Investigations on porous media customized by triply periodic minimal surface: Heat transfer correlations and strength performance

Abstract

Porous media are used widely in technological (e.g., transpiration cooling and heat sinks for electronic devices), and biological (e.g., bone tissue) applications. The requirement for performance optimization demands a transition from passive selection to actively designing the topology of porous media. Triply periodic minimal surface (TPMS) structures provided unique opportunities for customizing porous media. Further research is required regarding the quick topology customization, heat transfer correlation, and strength performance of TPMS porous structures.

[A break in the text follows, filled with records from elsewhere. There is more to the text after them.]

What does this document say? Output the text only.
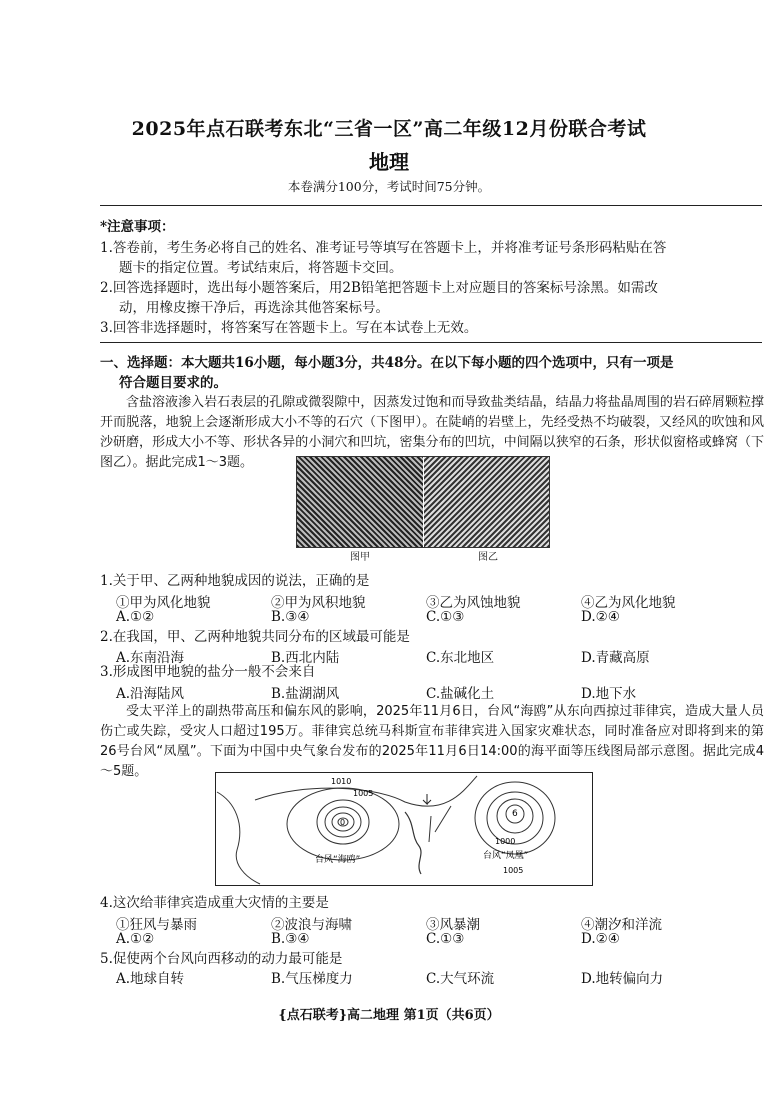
2025年点石联考东北“三省一区”高二年级12月份联合考试
地理
本卷满分100分，考试时间75分钟。
*注意事项：
1.答卷前，考生务必将自己的姓名、准考证号等填写在答题卡上，并将准考证号条形码粘贴在答
题卡的指定位置。考试结束后，将答题卡交回。
2.回答选择题时，选出每小题答案后，用2B铅笔把答题卡上对应题目的答案标号涂黑。如需改
动，用橡皮擦干净后，再选涂其他答案标号。
3.回答非选择题时，将答案写在答题卡上。写在本试卷上无效。
一、选择题：本大题共16小题，每小题3分，共48分。在以下每小题的四个选项中，只有一项是
符合题目要求的。
含盐溶液渗入岩石表层的孔隙或微裂隙中，因蒸发过饱和而导致盐类结晶，结晶力将盐晶周围的岩石碎屑颗粒撑开而脱落，地貌上会逐渐形成大小不等的石穴（下图甲）。在陡峭的岩壁上，先经受热不均破裂，又经风的吹蚀和风沙研磨，形成大小不等、形状各异的小洞穴和凹坑，密集分布的凹坑，中间隔以狭窄的石条，形状似窗格或蜂窝（下图乙）。据此完成1～3题。
图甲	图乙
1.关于甲、乙两种地貌成因的说法，正确的是
①甲为风化地貌	②甲为风积地貌	③乙为风蚀地貌	④乙为风化地貌
A.①②	B.③④	C.①③	D.②④
2.在我国，甲、乙两种地貌共同分布的区域最可能是
A.东南沿海	B.西北内陆	C.东北地区	D.青藏高原
3.形成图甲地貌的盐分一般不会来自
A.沿海陆风	B.盐湖湖风	C.盐碱化土	D.地下水
受太平洋上的副热带高压和偏东风的影响，2025年11月6日，台风“海鸥”从东向西掠过菲律宾，造成大量人员伤亡或失踪，受灾人口超过195万。菲律宾总统马科斯宣布菲律宾进入国家灾难状态，同时准备应对即将到来的第26号台风“凤凰”。下面为中国中央气象台发布的2025年11月6日14:00的海平面等压线图局部示意图。据此完成4～5题。
1010
1005
1000
1005
0
6
台风“海鸥”	台风“凤凰”
4.这次给菲律宾造成重大灾情的主要是
①狂风与暴雨	②波浪与海啸	③风暴潮	④潮汐和洋流
A.①②	B.③④	C.①③	D.②④
5.促使两个台风向西移动的动力最可能是
A.地球自转	B.气压梯度力	C.大气环流	D.地转偏向力
{点石联考}高二地理 第1页（共6页）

In this study, the correlations among the feature parameters in the TPMS equations in terms of the porosity (uniform and smooth graded), pore density, and equivalent pore diameter were also determined, thereby providing a rapid method for customizing the topology of TPMS porous structures. The correlations of flow resistance and heat transfer coefficient were determined in four TPMS porous structures (W type, P type, D type, and G type) by considering the Reynolds number (Reh = 10–129) and porosity (ɛ = 0.2–0.8). The strengths of TPMS-based porous structures were compared in experimental tests by combining with theoretical analysis. The results obtained in the present study provide valuable guidance for customizing the topology of TPMS porous media and predicting their performance in terms of flow resistance, and heat transfer, and strength.